9.17 Door Gubema is naar voren gebracht dat Zwartven in de gelegenheid is geweest een due dilligence uit te (laten) voeren. Nadat in eerste aanleg in het midden was gelaten of er al dan niet een rapport van een dergelijk onderzoek bestond (r.o. 2.1 tussenvonnis 31 januari 2007), heeft Zwartven in haar memorie van antwoord te kennen gegeven dat zij zelf een due dilligence onderzoek heeft uitgevoerd aan de hand van een standaard vragenlijst van Deloitte & Touche. Het hof acht het onaannemelijk dat dit eigen onderzoek niet tot enigerlei schriftelijke vastlegging dan wel overleg met Deloitte & Touche heeft geleid. Ervan uitgaande dat in ieder geval de vragenlijst en de daarop gebaseerde bevindingen van Zwartven en/of enige adviseur te produceren moeten zijn, zal het hof Zwartven in de gelegenheid stellen bescheiden met betrekking tot het due dilligence onderzoek over te leggen. Het hof hecht hieraan, omdat daaruit naar verwachting zal kunnen worden afgeleid zowel welke informatie Zwartven destijds ter beschikking heeft gekregen als in welke mate Zwartven zich op de hoogte heeft gesteld van de stand van zaken bij de bedrijfsvoering van een onderneming in een voor haar niet vertrouwde bedrijfstak.
9.18 Het hof zal de zaak naar de rol verwijzen teneinde Zwartven in de gelegenheid te stellen bij akte bedoelde bescheiden met betrekking tot het due dilligence onderzoek over te leggen.
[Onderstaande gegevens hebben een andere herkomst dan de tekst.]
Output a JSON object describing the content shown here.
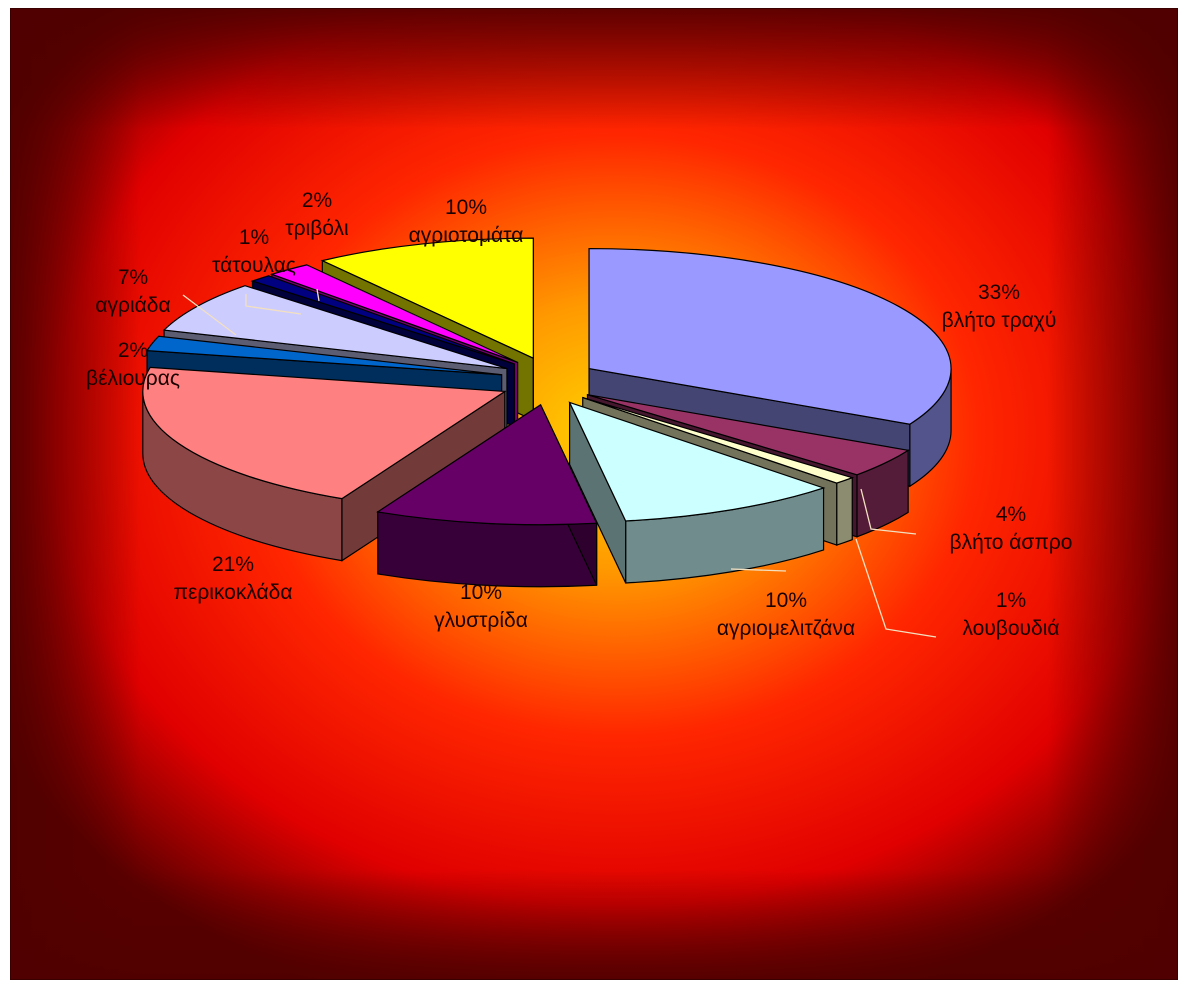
{
  "chart_data": {
    "type": "pie",
    "style": "3d-exploded",
    "title": "",
    "legend": "none",
    "slices": [
      {
        "name": "βλήτο τραχύ",
        "value": 33,
        "label": "33%",
        "color": "#9999ff"
      },
      {
        "name": "βλήτο άσπρο",
        "value": 4,
        "label": "4%",
        "color": "#993366"
      },
      {
        "name": "λουβουδιά",
        "value": 1,
        "label": "1%",
        "color": "#ffffcc"
      },
      {
        "name": "αγριομελιτζάνα",
        "value": 10,
        "label": "10%",
        "color": "#ccffff"
      },
      {
        "name": "γλυστρίδα",
        "value": 10,
        "label": "10%",
        "color": "#660066"
      },
      {
        "name": "περικοκλάδα",
        "value": 21,
        "label": "21%",
        "color": "#ff8080"
      },
      {
        "name": "βέλιουρας",
        "value": 2,
        "label": "2%",
        "color": "#0066cc"
      },
      {
        "name": "αγριάδα",
        "value": 7,
        "label": "7%",
        "color": "#ccccff"
      },
      {
        "name": "τάτουλας",
        "value": 1,
        "label": "1%",
        "color": "#000080"
      },
      {
        "name": "τριβόλι",
        "value": 2,
        "label": "2%",
        "color": "#ff00ff"
      },
      {
        "name": "αγριοτομάτα",
        "value": 10,
        "label": "10%",
        "color": "#ffff00"
      }
    ]
  }
}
Gubema zal hierop bij antwoordakte kunnen reageren. Deze aktewisseling is niet bestemd voor enig ander onderwerp. Hetgeen hierin desondanks buiten genoemde kwestie naar voren wordt gebracht zal door het hof buiten beschouwing worden gelaten.
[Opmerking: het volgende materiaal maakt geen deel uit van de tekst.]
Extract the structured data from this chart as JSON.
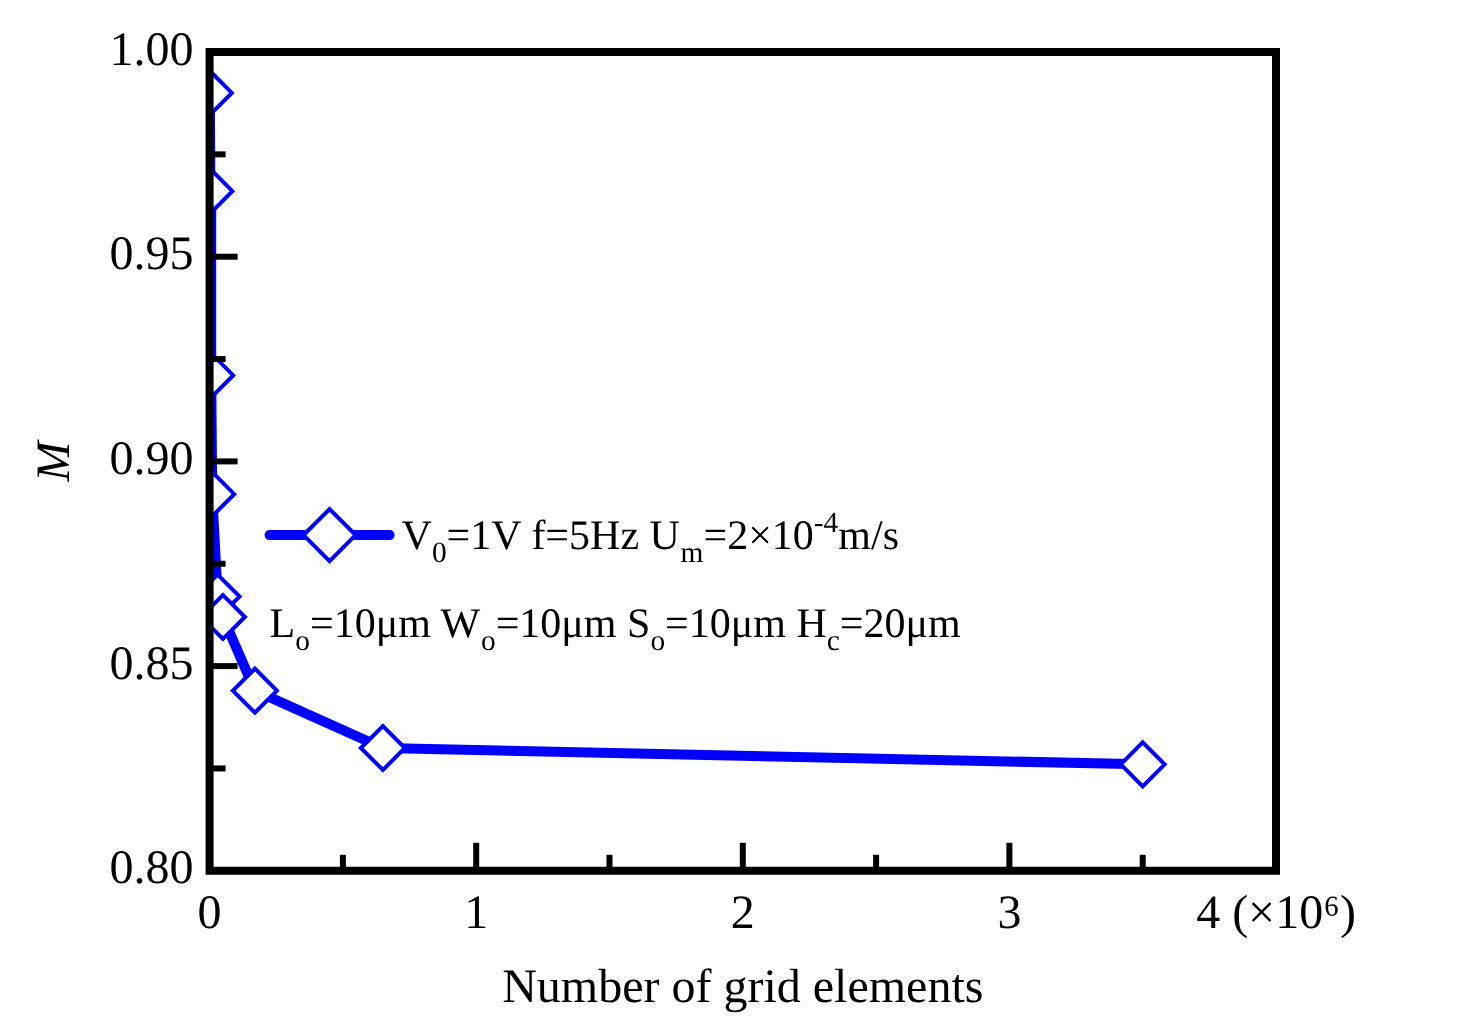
{
  "chart_data": {
    "type": "line",
    "xlabel": "Number of grid elements",
    "ylabel": "M",
    "x": [
      0.001,
      0.003,
      0.006,
      0.01,
      0.03,
      0.05,
      0.17,
      0.65,
      3.5
    ],
    "series": [
      {
        "name": "V$_{0}$=1V f=5Hz U$_{m}$=2×10$^{-4}$m/s",
        "color": "#0000ff",
        "values": [
          0.99,
          0.966,
          0.921,
          0.892,
          0.867,
          0.862,
          0.844,
          0.83,
          0.826
        ]
      }
    ],
    "xlim": [
      0,
      4
    ],
    "xticks": [
      0,
      {
        "value": 0.5,
        "label": null
      },
      1,
      {
        "value": 1.5,
        "label": null
      },
      2,
      {
        "value": 2.5,
        "label": null
      },
      3,
      {
        "value": 3.5,
        "label": null
      },
      {
        "value": 4,
        "label": "4 (×10⁶)"
      }
    ],
    "ylim": [
      0.8,
      1.0
    ],
    "yticks": [
      {
        "value": 0.8,
        "label": "0.80"
      },
      {
        "value": 0.825,
        "label": null
      },
      0.85,
      {
        "value": 0.875,
        "label": null
      },
      {
        "value": 0.9,
        "label": "0.90"
      },
      {
        "value": 0.925,
        "label": null
      },
      0.95,
      {
        "value": 0.975,
        "label": null
      },
      {
        "value": 1.0,
        "label": "1.00"
      }
    ],
    "annotations": [
      "L$_{o}$=10μm W$_{o}$=10μm S$_{o}$=10μm H$_{c}$=20μm"
    ],
    "legend": "left",
    "grid": false,
    "marker": "diamond",
    "line_style": "solid"
  }
}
9.19 Mede aan de hand van de over te leggen bescheiden zal het hof daarna verder ingaan op de overige omstandigheden die van belang zijn voor de beantwoording van de vraag of Zwartven binnen bekwame tijd haar bezwaren kenbaar heeft gemaakt, op de vraag of Zwartven daaromtrent nader bewijs dient te leveren, en - zo komt vast te staan dat het beroep van Gubema op artikel 7:23 BW niet opgaat - op de vraag of sprake is van de gestelde verzwijging en de bij die kwestie behorende bewijslastverdeling en bewijswaardering.
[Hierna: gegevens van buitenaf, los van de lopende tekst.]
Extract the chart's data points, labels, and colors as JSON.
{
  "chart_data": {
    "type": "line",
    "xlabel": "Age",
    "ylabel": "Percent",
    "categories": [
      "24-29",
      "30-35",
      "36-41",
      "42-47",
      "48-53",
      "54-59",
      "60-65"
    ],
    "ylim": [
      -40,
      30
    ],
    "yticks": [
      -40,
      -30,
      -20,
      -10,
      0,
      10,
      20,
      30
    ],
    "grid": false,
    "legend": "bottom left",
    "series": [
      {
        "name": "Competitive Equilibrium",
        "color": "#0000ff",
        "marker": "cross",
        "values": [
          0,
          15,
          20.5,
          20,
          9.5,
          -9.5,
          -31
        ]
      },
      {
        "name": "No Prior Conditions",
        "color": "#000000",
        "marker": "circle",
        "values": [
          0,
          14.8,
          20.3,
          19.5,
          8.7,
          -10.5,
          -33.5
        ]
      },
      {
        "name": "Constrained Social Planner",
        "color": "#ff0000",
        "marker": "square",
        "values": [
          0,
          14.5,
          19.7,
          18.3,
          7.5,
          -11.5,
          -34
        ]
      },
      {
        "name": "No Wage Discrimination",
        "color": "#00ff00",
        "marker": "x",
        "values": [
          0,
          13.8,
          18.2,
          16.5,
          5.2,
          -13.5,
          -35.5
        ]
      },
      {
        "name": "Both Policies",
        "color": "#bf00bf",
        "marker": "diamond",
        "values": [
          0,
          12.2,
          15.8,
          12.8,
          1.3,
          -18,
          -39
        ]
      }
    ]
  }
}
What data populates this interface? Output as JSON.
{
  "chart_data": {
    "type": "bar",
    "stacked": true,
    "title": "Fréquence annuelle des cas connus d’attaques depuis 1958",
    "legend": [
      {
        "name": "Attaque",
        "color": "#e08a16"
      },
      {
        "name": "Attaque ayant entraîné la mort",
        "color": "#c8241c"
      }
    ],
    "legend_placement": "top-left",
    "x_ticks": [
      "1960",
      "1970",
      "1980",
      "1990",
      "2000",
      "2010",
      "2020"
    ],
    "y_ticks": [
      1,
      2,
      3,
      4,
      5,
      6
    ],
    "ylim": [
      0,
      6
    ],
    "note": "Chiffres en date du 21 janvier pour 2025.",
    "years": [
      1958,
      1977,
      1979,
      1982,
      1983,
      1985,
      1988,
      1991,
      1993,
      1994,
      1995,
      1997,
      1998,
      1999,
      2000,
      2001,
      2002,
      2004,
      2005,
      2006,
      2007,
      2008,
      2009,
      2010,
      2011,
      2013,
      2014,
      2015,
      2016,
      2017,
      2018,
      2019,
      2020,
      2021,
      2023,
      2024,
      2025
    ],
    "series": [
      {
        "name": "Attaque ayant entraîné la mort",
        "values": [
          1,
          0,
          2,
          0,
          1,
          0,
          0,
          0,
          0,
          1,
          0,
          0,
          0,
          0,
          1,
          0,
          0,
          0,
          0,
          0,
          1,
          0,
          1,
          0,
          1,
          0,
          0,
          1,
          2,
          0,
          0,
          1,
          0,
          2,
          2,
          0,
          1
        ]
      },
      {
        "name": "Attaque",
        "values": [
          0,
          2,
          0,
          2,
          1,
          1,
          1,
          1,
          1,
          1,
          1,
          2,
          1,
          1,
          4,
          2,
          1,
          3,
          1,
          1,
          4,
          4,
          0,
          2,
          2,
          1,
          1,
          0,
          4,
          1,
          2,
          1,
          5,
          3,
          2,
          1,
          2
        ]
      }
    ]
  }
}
9.20 Iedere verdere beslissing wordt aangehouden.
10. De uitspraak
Het hof:
verwijst de zaak naar de rol van dinsdag 22 september 2009 voor akte aan de zijde van Zwartven met het hiervoor onder 9.18 vermelde doel;
houdt iedere verdere beslissing aan.
Dit arrest is gewezen door mrs. Meulenbroek, Keizer en Deurvorst en in het openbaar uitgesproken door de rolraadsheer op 8 september 2009.